Phenotypic plasticity in plant phenology: a hierarchy of two levels

Phenotypic plasticity is defined as the variation of a trait of a given genotype caused by variation in the environmental conditions. Phenotypic plasticity is present both in animals and plants, but it is generally more pronounced in the traits of plants than in those of animals. The size of the organism is probably the best-known example of phenotypic plasticity in plants: under limited availability of growth resources plants remain small, whereas the body size of animals under limited availability of resources is generally less plastic. The timing of phenological events, such as spring leaf-out, is another good example of a plant trait with a high degree of phenotypic plasticity. Rather than taking place on a given constant calendar day every year, as a result of year-to-year variation of environmental factors the timing of leaf-out may vary by one or two months between years. We put forward a hierarchical concept stating that in addition to the phenological timing as such (classical plasticity of phenology), also the environmental responses regulating phenological timing can be plastic (ecophysiological plasticity of phenology).
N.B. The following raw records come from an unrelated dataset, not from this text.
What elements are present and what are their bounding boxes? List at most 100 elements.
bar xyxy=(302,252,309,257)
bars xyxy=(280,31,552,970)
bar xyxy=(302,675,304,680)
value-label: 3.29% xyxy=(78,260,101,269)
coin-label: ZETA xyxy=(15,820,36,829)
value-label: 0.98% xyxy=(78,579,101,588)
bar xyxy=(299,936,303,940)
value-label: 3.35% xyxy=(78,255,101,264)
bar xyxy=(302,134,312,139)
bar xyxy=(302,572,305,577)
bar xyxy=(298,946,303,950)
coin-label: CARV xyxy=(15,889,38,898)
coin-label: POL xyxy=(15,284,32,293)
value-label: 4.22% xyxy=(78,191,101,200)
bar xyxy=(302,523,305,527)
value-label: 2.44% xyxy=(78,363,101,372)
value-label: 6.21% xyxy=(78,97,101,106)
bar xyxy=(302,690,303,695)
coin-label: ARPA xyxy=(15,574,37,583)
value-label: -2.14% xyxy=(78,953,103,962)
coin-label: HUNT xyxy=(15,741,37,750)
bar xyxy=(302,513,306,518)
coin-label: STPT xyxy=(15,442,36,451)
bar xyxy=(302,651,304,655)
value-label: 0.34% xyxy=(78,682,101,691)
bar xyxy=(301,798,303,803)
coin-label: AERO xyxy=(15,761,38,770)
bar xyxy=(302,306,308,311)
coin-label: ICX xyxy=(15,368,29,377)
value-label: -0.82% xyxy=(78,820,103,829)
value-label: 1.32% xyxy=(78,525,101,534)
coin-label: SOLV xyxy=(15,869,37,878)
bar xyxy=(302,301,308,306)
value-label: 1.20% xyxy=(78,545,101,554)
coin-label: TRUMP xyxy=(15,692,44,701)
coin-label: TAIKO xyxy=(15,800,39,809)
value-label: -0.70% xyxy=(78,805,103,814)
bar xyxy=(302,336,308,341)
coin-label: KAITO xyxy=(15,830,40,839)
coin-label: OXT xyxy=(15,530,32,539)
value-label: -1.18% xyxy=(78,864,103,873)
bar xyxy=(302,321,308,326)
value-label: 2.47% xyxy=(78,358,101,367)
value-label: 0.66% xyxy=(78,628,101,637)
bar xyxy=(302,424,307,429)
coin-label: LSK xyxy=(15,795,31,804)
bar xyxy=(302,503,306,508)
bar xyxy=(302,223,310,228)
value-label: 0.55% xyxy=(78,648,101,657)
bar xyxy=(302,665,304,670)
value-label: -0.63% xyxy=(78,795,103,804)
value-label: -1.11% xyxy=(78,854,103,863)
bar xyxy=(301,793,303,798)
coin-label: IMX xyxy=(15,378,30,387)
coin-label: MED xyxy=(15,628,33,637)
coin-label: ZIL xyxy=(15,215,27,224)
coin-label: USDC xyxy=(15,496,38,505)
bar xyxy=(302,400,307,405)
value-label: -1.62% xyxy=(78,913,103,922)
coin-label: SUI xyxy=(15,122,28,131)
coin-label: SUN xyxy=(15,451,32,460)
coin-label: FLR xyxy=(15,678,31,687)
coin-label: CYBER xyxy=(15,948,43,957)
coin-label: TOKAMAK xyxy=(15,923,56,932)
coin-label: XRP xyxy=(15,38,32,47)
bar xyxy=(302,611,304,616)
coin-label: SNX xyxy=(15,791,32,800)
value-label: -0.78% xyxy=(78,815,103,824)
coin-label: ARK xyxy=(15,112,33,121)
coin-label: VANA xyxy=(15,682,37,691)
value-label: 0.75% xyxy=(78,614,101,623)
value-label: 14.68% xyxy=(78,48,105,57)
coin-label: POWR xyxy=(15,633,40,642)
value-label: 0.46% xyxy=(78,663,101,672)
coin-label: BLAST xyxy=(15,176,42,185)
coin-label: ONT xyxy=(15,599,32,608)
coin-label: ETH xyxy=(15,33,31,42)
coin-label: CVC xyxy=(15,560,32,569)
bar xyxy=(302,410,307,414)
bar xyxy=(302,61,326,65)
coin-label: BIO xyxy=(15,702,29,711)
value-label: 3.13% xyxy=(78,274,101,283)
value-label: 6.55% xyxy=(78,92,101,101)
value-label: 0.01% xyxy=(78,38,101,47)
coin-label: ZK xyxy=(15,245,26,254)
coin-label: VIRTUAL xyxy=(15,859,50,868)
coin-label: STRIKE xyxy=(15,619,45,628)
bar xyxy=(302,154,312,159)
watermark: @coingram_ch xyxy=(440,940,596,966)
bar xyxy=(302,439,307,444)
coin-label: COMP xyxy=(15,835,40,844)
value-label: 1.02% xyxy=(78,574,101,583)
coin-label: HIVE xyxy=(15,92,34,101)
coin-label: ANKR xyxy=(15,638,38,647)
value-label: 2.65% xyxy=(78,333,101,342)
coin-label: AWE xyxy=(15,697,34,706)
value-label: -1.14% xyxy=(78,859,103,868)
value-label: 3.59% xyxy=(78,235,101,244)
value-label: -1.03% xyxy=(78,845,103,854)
For instance, the depth of dormancy in trees varies according to the environmental factors prevailing during dormancy induction. This indicates that the responses to chilling and forcing temperatures during dormancy are plastic. Similarly, it has been shown with several crop cultivars that rather than being always the same, the optimal model predicting the timing of phenological stages in the development of the cultivar varies among geographical locations. This shows that the modelled phenological responses of the cultivar are plastic. In this paper we review the studies supporting this hierarchical two-level concept of plasticity in plant phenology and discuss its implications to process-based plant phenology modelling.